The perfect summer salad! My honey mustard chicken cobb salad has a little bit of everything! The dressing doubles as a marinade for the chicken. Buttery avocado, crisp lettuce, juicy tomatoes, and soft boiled eggs - the gangs all there! This is one protein-packed, filling salad!


Ingredients
Dressing/Marinade:
  • ⅓ cup honey
  • 3 tablespoons EACH: olive oil AND coarse grain mustard
  • 2 tablespoons apple cider vinegar
  • ½ teaspoon EACH: garlic powder AND onion powder
  • ½ teaspoon EACH: salt AND pepper
Salad:
  • 1 pound boneless, skinless chicken breasts or thighs
  • 2 hearts romaine, chopped
  • 1 cup cherry tomatoes, halved
  • 1 large avocado, sliced
  • 1/4 cup sliced red onions
  • 6 cold eggs

Instructions
  1. MARINADE/DRESSING: Combine all the ingredients for the dressing in a bowl and whisk together. Add the chicken into a bowl, and drizzle half of the prepared marinade over the chicken. Keep the other half aside, this is your dressing for the salad so you don’t want it to come in contact with raw chicken. Toss the chicken using tongs in the marinade and set the bowl aside for at least 15 minutes and up to 8 hours (covered in the refrigerator.)
  2. SOFT BOILED EGGS: Heat two-inches of water in a medium stockpot or saucepan over high heat. Once the water comes to a boil, use a kitchen skimmer to lower the eggs into the pot of water carefully. Lower the heat to medium-low or low if the eggs are rattling, and set a kitchen timer for exactly 6 minutes. While the eggs are boiling, fill a large bowl with lots of ice and two-inches of cold water. When the egg timer goes off, use the same skimmer to remove the eggs from the hot water and gently place it into the prepared ice bath. Allow the eggs to sit for 10 minutes (you can cook the chicken while the eggs cool.) Then, peel the eggs and set them aside until ready to serve.
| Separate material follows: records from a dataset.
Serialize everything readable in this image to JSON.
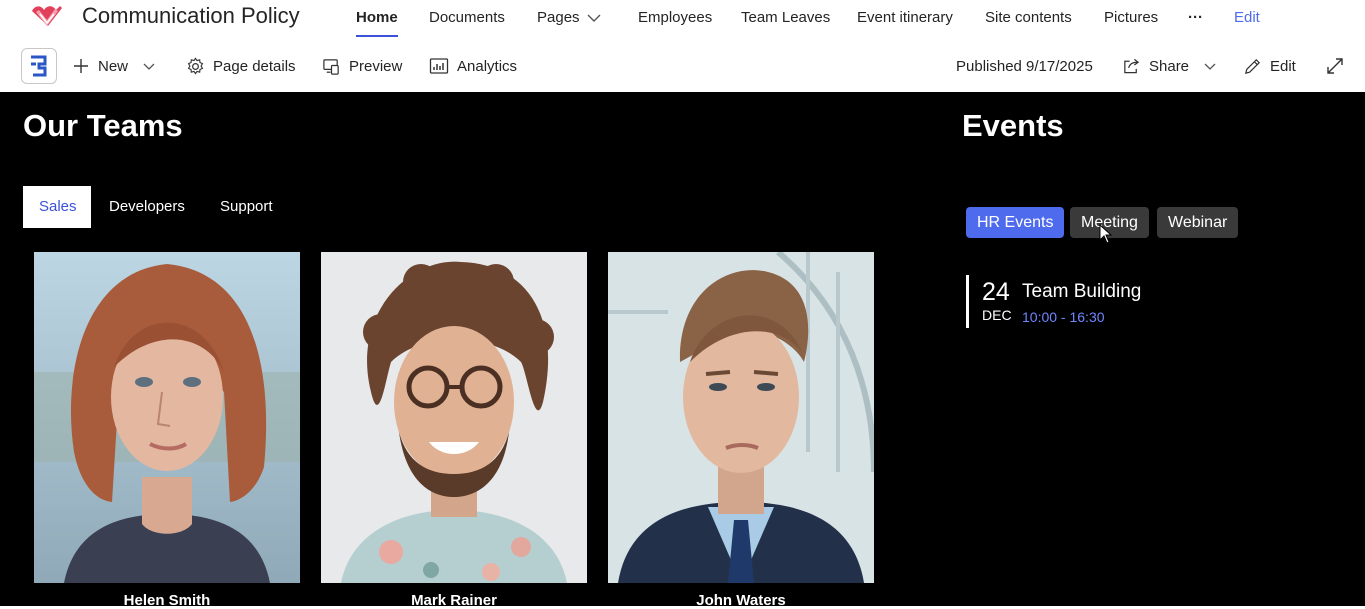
{
  "site": {
    "title": "Communication Policy",
    "nav": [
      {
        "label": "Home",
        "active": true
      },
      {
        "label": "Documents"
      },
      {
        "label": "Pages",
        "has_dropdown": true
      },
      {
        "label": "Employees"
      },
      {
        "label": "Team Leaves"
      },
      {
        "label": "Event itinerary"
      },
      {
        "label": "Site contents"
      },
      {
        "label": "Pictures"
      },
      {
        "label": "···"
      },
      {
        "label": "Edit"
      }
    ]
  },
  "command_bar": {
    "new_label": "New",
    "page_details_label": "Page details",
    "preview_label": "Preview",
    "analytics_label": "Analytics",
    "published_label": "Published 9/17/2025",
    "share_label": "Share",
    "edit_label": "Edit"
  },
  "teams": {
    "title": "Our Teams",
    "tabs": [
      {
        "label": "Sales",
        "active": true
      },
      {
        "label": "Developers"
      },
      {
        "label": "Support"
      }
    ],
    "members": [
      {
        "name": "Helen Smith"
      },
      {
        "name": "Mark Rainer"
      },
      {
        "name": "John Waters"
      }
    ]
  },
  "events": {
    "title": "Events",
    "filters": [
      {
        "label": "HR Events",
        "active": true
      },
      {
        "label": "Meeting"
      },
      {
        "label": "Webinar"
      }
    ],
    "items": [
      {
        "day": "24",
        "month": "DEC",
        "title": "Team Building",
        "time": "10:00 - 16:30"
      }
    ]
  },
  "colors": {
    "accent": "#4f6bed",
    "nav_underline": "#3b52d8",
    "content_background": "#000000",
    "event_time": "#6f86ff",
    "chip_inactive": "#3a3a3a"
  }
}
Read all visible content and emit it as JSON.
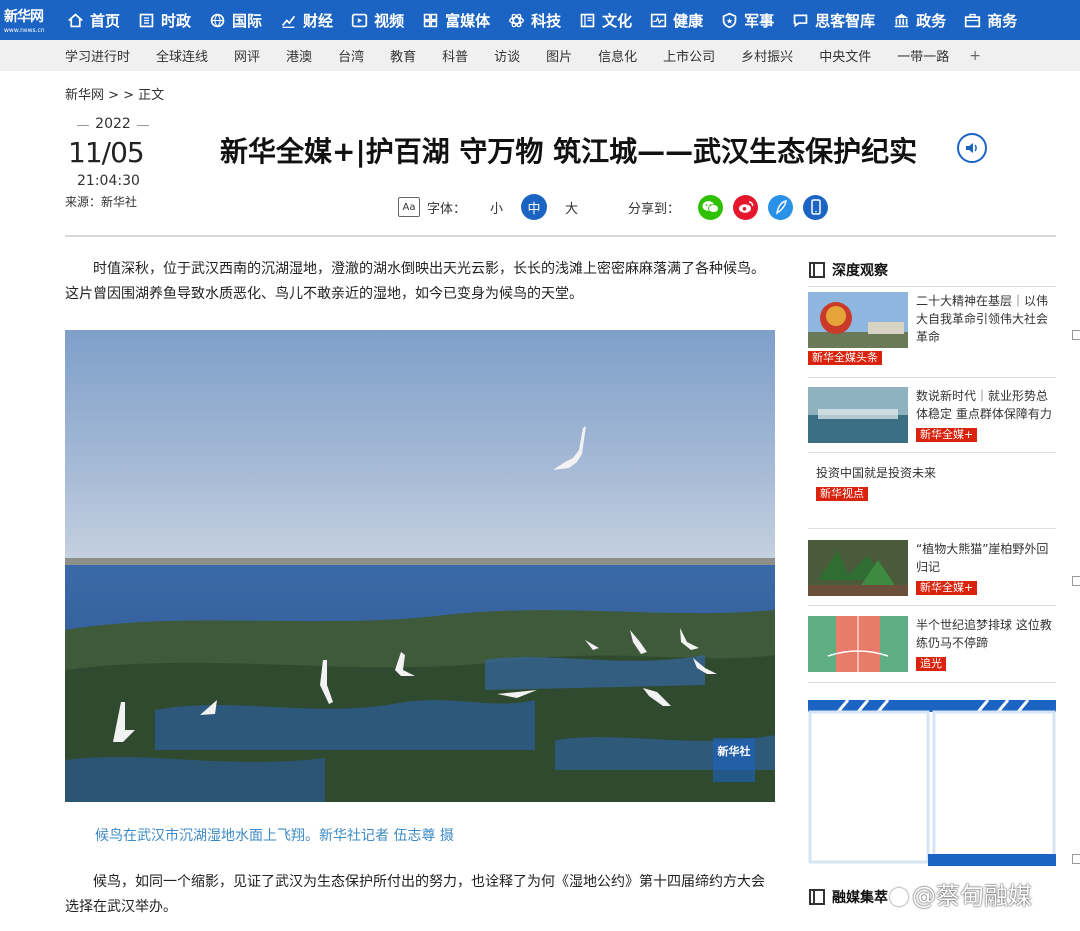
{
  "logo": {
    "text": "新华网",
    "sub": "www.news.cn"
  },
  "nav": [
    {
      "label": "首页",
      "icon": "home-icon"
    },
    {
      "label": "时政",
      "icon": "building-icon"
    },
    {
      "label": "国际",
      "icon": "globe-icon"
    },
    {
      "label": "财经",
      "icon": "chart-icon"
    },
    {
      "label": "视频",
      "icon": "play-icon"
    },
    {
      "label": "富媒体",
      "icon": "grid-icon"
    },
    {
      "label": "科技",
      "icon": "atom-icon"
    },
    {
      "label": "文化",
      "icon": "book-icon"
    },
    {
      "label": "健康",
      "icon": "pulse-icon"
    },
    {
      "label": "军事",
      "icon": "shield-icon"
    },
    {
      "label": "思客智库",
      "icon": "chat-icon"
    },
    {
      "label": "政务",
      "icon": "institution-icon"
    },
    {
      "label": "商务",
      "icon": "briefcase-icon"
    }
  ],
  "subnav": [
    "学习进行时",
    "全球连线",
    "网评",
    "港澳",
    "台湾",
    "教育",
    "科普",
    "访谈",
    "图片",
    "信息化",
    "上市公司",
    "乡村振兴",
    "中央文件",
    "一带一路"
  ],
  "subnav_more": "+",
  "breadcrumb": "新华网 > > 正文",
  "article": {
    "year": "2022",
    "date": "11/05",
    "time": "21:04:30",
    "source": "来源：新华社",
    "title": "新华全媒+|护百湖 守万物 筑江城——武汉生态保护纪实",
    "font_label": "字体：",
    "font_small": "小",
    "font_medium": "中",
    "font_large": "大",
    "aa_icon": "Aa",
    "share_label": "分享到：",
    "para1": "时值深秋，位于武汉西南的沉湖湿地，澄澈的湖水倒映出天光云影，长长的浅滩上密密麻麻落满了各种候鸟。这片曾因围湖养鱼导致水质恶化、鸟儿不敢亲近的湿地，如今已变身为候鸟的天堂。",
    "photo_watermark": "新华社",
    "caption": "候鸟在武汉市沉湖湿地水面上飞翔。新华社记者 伍志尊 摄",
    "para2": "候鸟，如同一个缩影，见证了武汉为生态保护所付出的努力，也诠释了为何《湿地公约》第十四届缔约方大会选择在武汉举办。"
  },
  "sidebar": {
    "heading1": "深度观察",
    "items": [
      {
        "text": "二十大精神在基层｜以伟大自我革命引领伟大社会革命",
        "tag": "新华全媒头条"
      },
      {
        "text": "数说新时代｜就业形势总体稳定 重点群体保障有力",
        "tag": "新华全媒+"
      },
      {
        "text": "投资中国就是投资未来",
        "tag": "新华视点"
      },
      {
        "text": "“植物大熊猫”崖柏野外回归记",
        "tag": "新华全媒+"
      },
      {
        "text": "半个世纪追梦排球 这位教练仍马不停蹄",
        "tag": "追光"
      }
    ],
    "heading2": "融媒集萃"
  },
  "watermark": "@蔡甸融媒",
  "colors": {
    "brand_blue": "#1c64c4",
    "tag_red": "#d9230d",
    "caption_blue": "#3e8bc6"
  }
}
  3. CHICKEN: Spray a nonstick skillet or an indoor grill with cooking spray set over medium-high heat. Remove the chicken from the marinade and place the chicken in the pan. *Be sure to toss out the marinade that the chicken sat in. You do not want to use this anywhere* Usually larger chicken breasts will require 6-8 minutes per side while smaller chicken breasts take about 4-6 minutes per side. Be sure to check for doneness with a meat thermometer. It’s done once it reads 165ºF. Let the chicken cool for 5-7 minutes before slicing or dicing.
  4. SERVE: If you are serving this family style, add the romaine to a larger platter (or individual plates) top with the cherry tomatoes, avocado slices, red onions, sliced chicken, and the eggs (cut in half.) Drizzle with dressing or serve it on the side as desired.